We know about the exciting developments in agricultural biotechnology. Researchers around the world are already working on the next generation of biotech crops, like cassava and rice, to increase their vitamin, mineral, and protein content. Work is also well underway on crops with a wider array of benefits for farmers, like drought and salt tolerance and nitrogen-use efficiency, to address challenges due to climate change.
At the Department of State, we work to promote open markets and science-based regulations that will pave the way for use of these technologies. For example, in Indonesia we sponsored an Agriculture and Investment Forum and a workshop on agricultural biotechnology, capitalizing on Indonesia’s increased political interest in the technology. As a result we were able to expand the number of approvals of biotech products, aiding Indonesia’s food security and expanding the potential for U.S. exports in Indonesia.
Next year we are going to focus on five to seven countries in Africa to work with them on creating a regulatory system, talk about what they need to do to encourage private investment, and especially engage the elite and government.

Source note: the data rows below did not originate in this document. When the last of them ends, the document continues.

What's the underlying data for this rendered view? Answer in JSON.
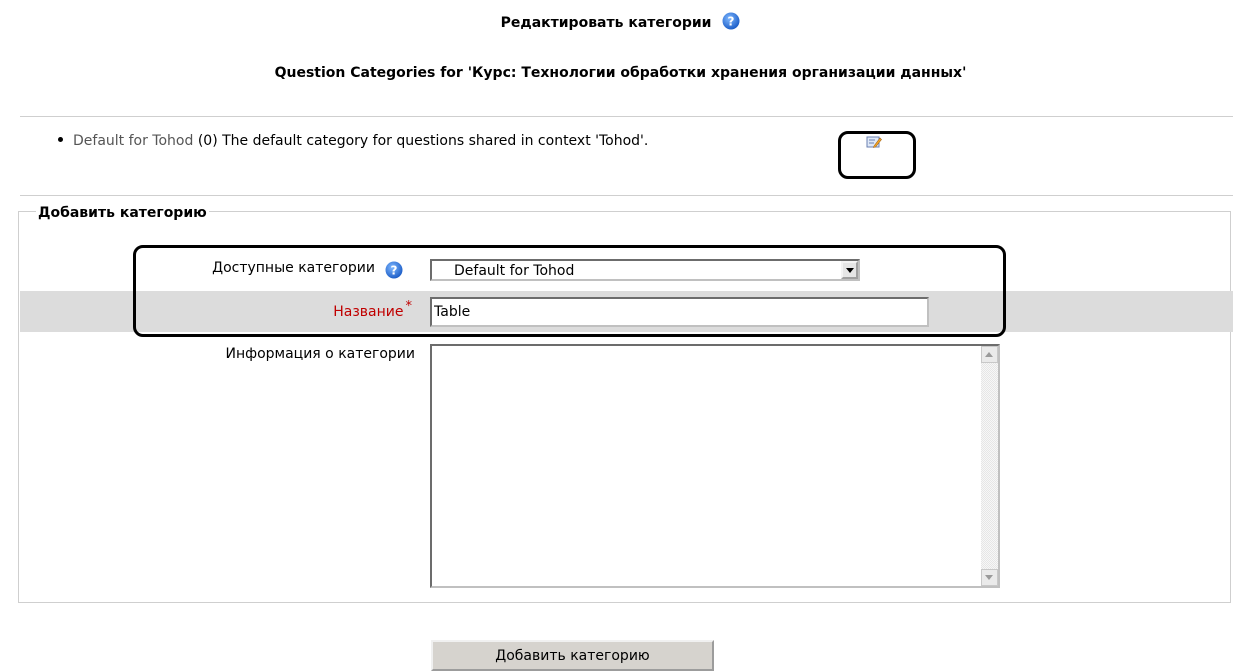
{
  "page": {
    "title": "Редактировать категории",
    "subtitle": "Question Categories for 'Курс: Технологии обработки хранения организации данных'"
  },
  "category_list": {
    "items": [
      {
        "name": "Default for Tohod",
        "count": "(0)",
        "description": "The default category for questions shared in context 'Tohod'."
      }
    ]
  },
  "add_category": {
    "legend": "Добавить категорию",
    "parent_label": "Доступные категории",
    "parent_value": "Default for Tohod",
    "name_label": "Название",
    "required_marker": "*",
    "name_value": "Table",
    "info_label": "Информация о категории",
    "info_value": "",
    "submit_label": "Добавить категорию"
  },
  "colors": {
    "required": "#c00000",
    "help_icon": "#1e6fd6",
    "row_highlight": "#dcdcdc"
  },
  "icons": [
    "help-icon",
    "edit-icon"
  ]
}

We have talked about the problem of the need for more food globally. We have talked about some of the things that we at the Department of State are doing to address this issue through our work in breaking down trade barriers, working to inform public officials about the benefits of science-based agriculture, and promoting private investment. We have talked about some of our plans for the near future.
In March, I went to a Frito Lay factory in Kolkata. Frito Lay there has worked with farmers to grow crops of the right potatoes for their factories, set a price so farmers know what they will receive, and bring those potatoes directly to the factory for sale. They don’t have a 30 to 40 percent loss in trying to market their products. I talked to one farmer who had brought his son along with him for the day. He told me that the system worked really well for him. “Why should I not take advantage of this when it has such material benefits for my son and his future?”